If you don’t believe it, you need only look at the huge web traffic numbers that appear when we post an article about a new major store opening, compared to the traffic numbers on important gaps in the health-care system. Until people can see how an issue comes directly home to their own neighbourhood or family, there are many issues in this province that it seems almost impossible to garner any interest in.

To me, and I might well be wrong, that’s also a sign of where we are as a country. We’ve been a stable democracy for so long, teetering back and forth between moderately conservative and moderately liberal governance, that the big issues barely seem to register.
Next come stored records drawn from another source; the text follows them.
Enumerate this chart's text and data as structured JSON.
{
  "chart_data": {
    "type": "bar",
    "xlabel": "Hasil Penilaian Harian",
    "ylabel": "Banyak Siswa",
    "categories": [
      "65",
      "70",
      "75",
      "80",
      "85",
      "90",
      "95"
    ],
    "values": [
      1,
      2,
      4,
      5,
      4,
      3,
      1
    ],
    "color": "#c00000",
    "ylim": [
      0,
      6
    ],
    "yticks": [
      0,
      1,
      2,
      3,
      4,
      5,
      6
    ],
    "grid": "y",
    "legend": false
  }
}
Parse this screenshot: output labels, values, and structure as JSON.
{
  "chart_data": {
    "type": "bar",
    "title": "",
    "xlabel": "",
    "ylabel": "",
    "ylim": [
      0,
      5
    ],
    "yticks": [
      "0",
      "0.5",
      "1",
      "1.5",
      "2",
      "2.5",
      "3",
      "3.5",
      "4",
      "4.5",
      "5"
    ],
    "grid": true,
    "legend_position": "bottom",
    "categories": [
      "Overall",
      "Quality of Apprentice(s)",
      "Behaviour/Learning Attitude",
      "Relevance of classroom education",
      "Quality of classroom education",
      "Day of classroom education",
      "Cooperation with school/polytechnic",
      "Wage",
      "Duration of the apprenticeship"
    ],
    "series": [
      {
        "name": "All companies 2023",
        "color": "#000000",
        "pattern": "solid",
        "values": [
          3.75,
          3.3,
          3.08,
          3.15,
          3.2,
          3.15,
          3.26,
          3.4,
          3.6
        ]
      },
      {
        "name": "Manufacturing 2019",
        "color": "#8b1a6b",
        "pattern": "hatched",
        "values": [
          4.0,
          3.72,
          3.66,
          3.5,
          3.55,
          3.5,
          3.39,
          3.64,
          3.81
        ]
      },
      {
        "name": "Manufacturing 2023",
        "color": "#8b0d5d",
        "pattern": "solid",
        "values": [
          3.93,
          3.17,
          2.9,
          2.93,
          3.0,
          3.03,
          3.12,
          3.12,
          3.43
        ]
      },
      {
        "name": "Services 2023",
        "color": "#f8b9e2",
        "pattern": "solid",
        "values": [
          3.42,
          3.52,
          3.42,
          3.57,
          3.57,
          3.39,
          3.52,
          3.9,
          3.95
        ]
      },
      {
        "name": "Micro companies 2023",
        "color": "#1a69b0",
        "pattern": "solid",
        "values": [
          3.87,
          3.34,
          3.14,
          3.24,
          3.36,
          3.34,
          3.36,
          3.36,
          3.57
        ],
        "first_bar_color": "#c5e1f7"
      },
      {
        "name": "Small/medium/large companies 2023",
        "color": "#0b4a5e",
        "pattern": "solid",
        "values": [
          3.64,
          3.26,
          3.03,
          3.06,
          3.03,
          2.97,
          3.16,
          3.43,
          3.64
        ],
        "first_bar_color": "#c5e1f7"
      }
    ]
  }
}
Trying to make a mark and win over voters in a relatively tame battle of the similars, political parties have focused more and more on issues that directly affect individual voters. “We will lower your taxes.” “They will increase your taxes.” “They will take your money.” “We will give you money.”

It’s not about overall governance, deficits, the problem of paying massive amounts of interest on money we can’t afford to borrow. It’s not about who is better equipped to deal with monumental coming changes in climate. Bor-ing.

It’s now absolutely all right — in fact it’s expected and even congratulated — that people will put the interests of their paycheques and their creature comforts ahead of the needs someone who could die from government disinterest.

It is, of course, the antithesis of the whole concept of society, but who cares, as long as the bales of toilet paper and the bulk boxes of chicken nuggets are five dollars cheaper?

Is it bread and circuses? Absolutely it is — and that was a clear sign of the decay of democracy as well.

Is the news media to blame? No, though we might be complicit.

We’re still a mirror.

If we’re not showing people things that are in the wheelhouse they care about, we can’t get their eyes on our websites and our papers in their hands.

News organizations absolutely could focus solely on what was good for the population as a whole. And, very quickly, we’d be yodelling in the dark.

If it doesn’t also taste good, no one’s going to buy it.

To quote Pogo, a cartoon from just as long ago as Charlie the Tuna, “We have met the enemy and he is us.”